The percentage of students who were enrolled at any City University of New York (CUNY) college during each semester of the tracking period
Students enrolled during spring 2010 or fall 2010 at three CUNY community colleges who were in need of developmental education, among other eligibility requirements. Students were randomly assigned to either the ASAP group or the control group.
Students participating in ASAP had higher percentages of enrollment in each semester than did students in the control group, indicating that students participating in ASAP have higher rates of persistence over terms than students who do not participate. After six semesters, for example, 46 percent of ASAP participants were enrolled, compared with 41 percent of students in the control group.
Persistence generally refers to the duration of enrollment maintained by students as they pursue a degree or transfer, whether from term-to-term or year-to-year. Some indicators of persistence, such as the one-year persistence rate reported by the Integrated Postsecondary Education Data System, only count students who remain enrolled at the community college where they first enrolled, while sources such as the Beginning Postsecondary Students Longitudinal Study also measure persistence for students who transfer institutions. Persistence to the second year appears to be the most pivotal indicator of success, since community college students are more likely to drop out in their first year than during any of the next five years. Since most associate degree and transfer programs require the equivalent of two years of full-time enrollment, and longer for part-time enrollment, persistence to the second year and beyond is essential for many students to achieve their goals.
The Accelerated Study in Associate Programs (ASAP) is a program operated by CUNY that is designed to help more students graduate and graduate more quickly, by providing them with student services, financial supports, and other services for up to three years. These data come from an evaluation study of the program conducted by MDRC. Students were randomly assigned to the program group or the control group in two cohorts: one just before the spring 2010 semester and one before the fall 2010 semester. Their outcomes were tracked for three years afterward.
The three CUNY community colleges included in the study were Borough of Manhattan Community College, Kingsborough Community College, and LaGuardia Community College.
Eligibility requirements for the study: students who had family income below 200 percent of the federal poverty level or were eligible for a Pell Grant (or both), needed one or two developmental courses (for math, reading, or writing), had previously earned 12 credits or fewer, were New York City residents, were willing to attend college full time, and were in an ASAP-eligible major.

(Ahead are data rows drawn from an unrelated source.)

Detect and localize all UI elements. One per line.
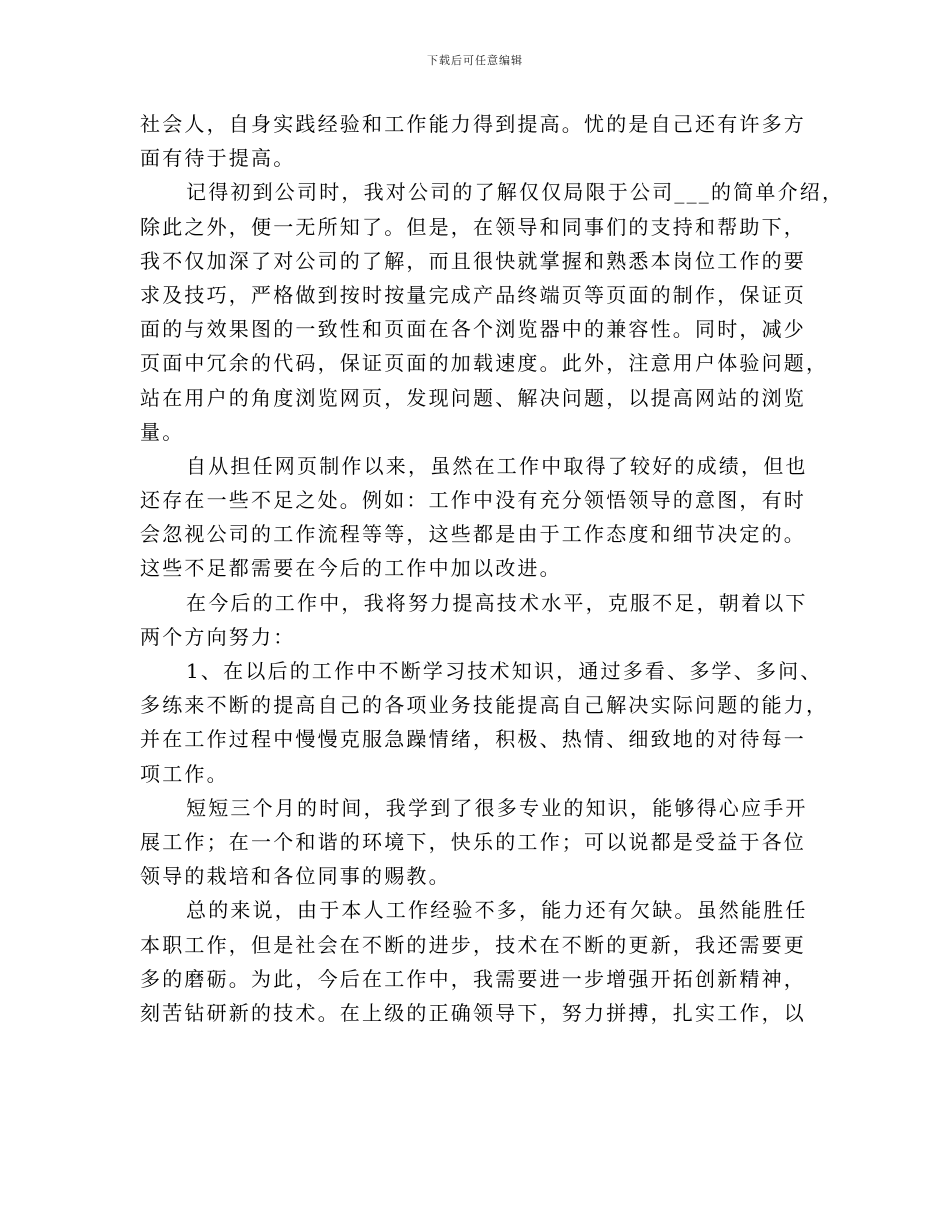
text-line: 领导的栽培和各位同事的赐教。 — [140, 864, 451, 889]
text-line: 这些不足都需要在今后的工作中加以改进。 — [140, 556, 562, 581]
page-header: 下载后可任意编辑 — [427, 54, 523, 67]
text-line: 求及技巧，严格做到按时按量完成产品终端页等页面的制作，保证页 — [140, 282, 806, 307]
text-line: 多的磨砺。为此，今后在工作中，我需要进一步增强开拓创新精神， — [140, 966, 806, 991]
text-line: 并在工作过程中慢慢克服急躁情绪，积极、热情、细致地的对待每一 — [140, 727, 806, 752]
text-line: 会忽视公司的工作流程等等，这些都是由于工作态度和细节决定的。 — [140, 522, 806, 547]
text-line: 站在用户的角度浏览网页，发现问题、解决问题，以提高网站的浏览 — [140, 385, 806, 410]
text-line: 项工作。 — [140, 761, 229, 786]
text-line: 1、在以后的工作中不断学习技术知识，通过多看、多学、多问、 — [186, 659, 823, 683]
text-line: 刻苦钻研新的技术。在上级的正确领导下，努力拼搏，扎实工作，以 — [140, 1000, 806, 1025]
text-line: 展工作；在一个和谐的环境下，快乐的工作；可以说都是受益于各位 — [140, 829, 806, 854]
document-body — [140, 107, 845, 1030]
text-line: 本职工作，但是社会在不断的进步，技术在不断的更新，我还需要更 — [140, 932, 806, 957]
text-line: 量。 — [140, 419, 185, 444]
text-line: 面的与效果图的一致性和页面在各个浏览器中的兼容性。同时，减少 — [140, 317, 806, 342]
text-line: 除此之外，便一无所知了。但是，在领导和同事们的支持和帮助下， — [140, 214, 806, 239]
text-line: 记得初到公司时，我对公司的了解仅仅局限于公司___的简单介绍， — [186, 180, 845, 205]
text-line: 自从担任网页制作以来，虽然在工作中取得了较好的成绩，但也 — [186, 453, 808, 478]
text-line: 总的来说，由于本人工作经验不多，能力还有欠缺。虽然能胜任 — [186, 898, 808, 923]
text-line: 社会人，自身实践经验和工作能力得到提高。忧的是自己还有许多方 — [140, 112, 806, 136]
text-line: 页面中冗余的代码，保证页面的加载速度。此外，注意用户体验问题， — [140, 351, 829, 376]
text-line: 我不仅加深了对公司的了解，而且很快就掌握和熟悉本岗位工作的要 — [140, 248, 806, 273]
text-line: 还存在一些不足之处。例如：工作中没有充分领悟领导的意图，有时 — [140, 488, 806, 513]
text-line: 面有待于提高。 — [140, 146, 296, 171]
text-line: 两个方向努力： — [140, 624, 296, 649]
text-line: 多练来不断的提高自己的各项业务技能提高自己解决实际问题的能力， — [140, 693, 829, 718]
text-line: 在今后的工作中，我将努力提高技术水平，克服不足，朝着以下 — [186, 590, 808, 615]
text-line: 短短三个月的时间，我学到了很多专业的知识，能够得心应手开 — [186, 795, 808, 820]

ASAP requires treatment group students to attend college full time and encourages them to take developmental courses early and to graduate within three years. It also provides many other resources including advisement, career services, tutoring, linked courses, goal-setting and study skills, tuition waivers, MetroCards and use of textbooks.
Scrivener, S., Weiss, M.J., Ratledge, A., Rudd, T., Sommo, C., and Fresques, H. (2015, February). Doubling Graduation Rates: Three-Year Effects of CUNY's Accelerated Study in Associate Programs (ASAP) for Developmental Education Students. New York: MDRC.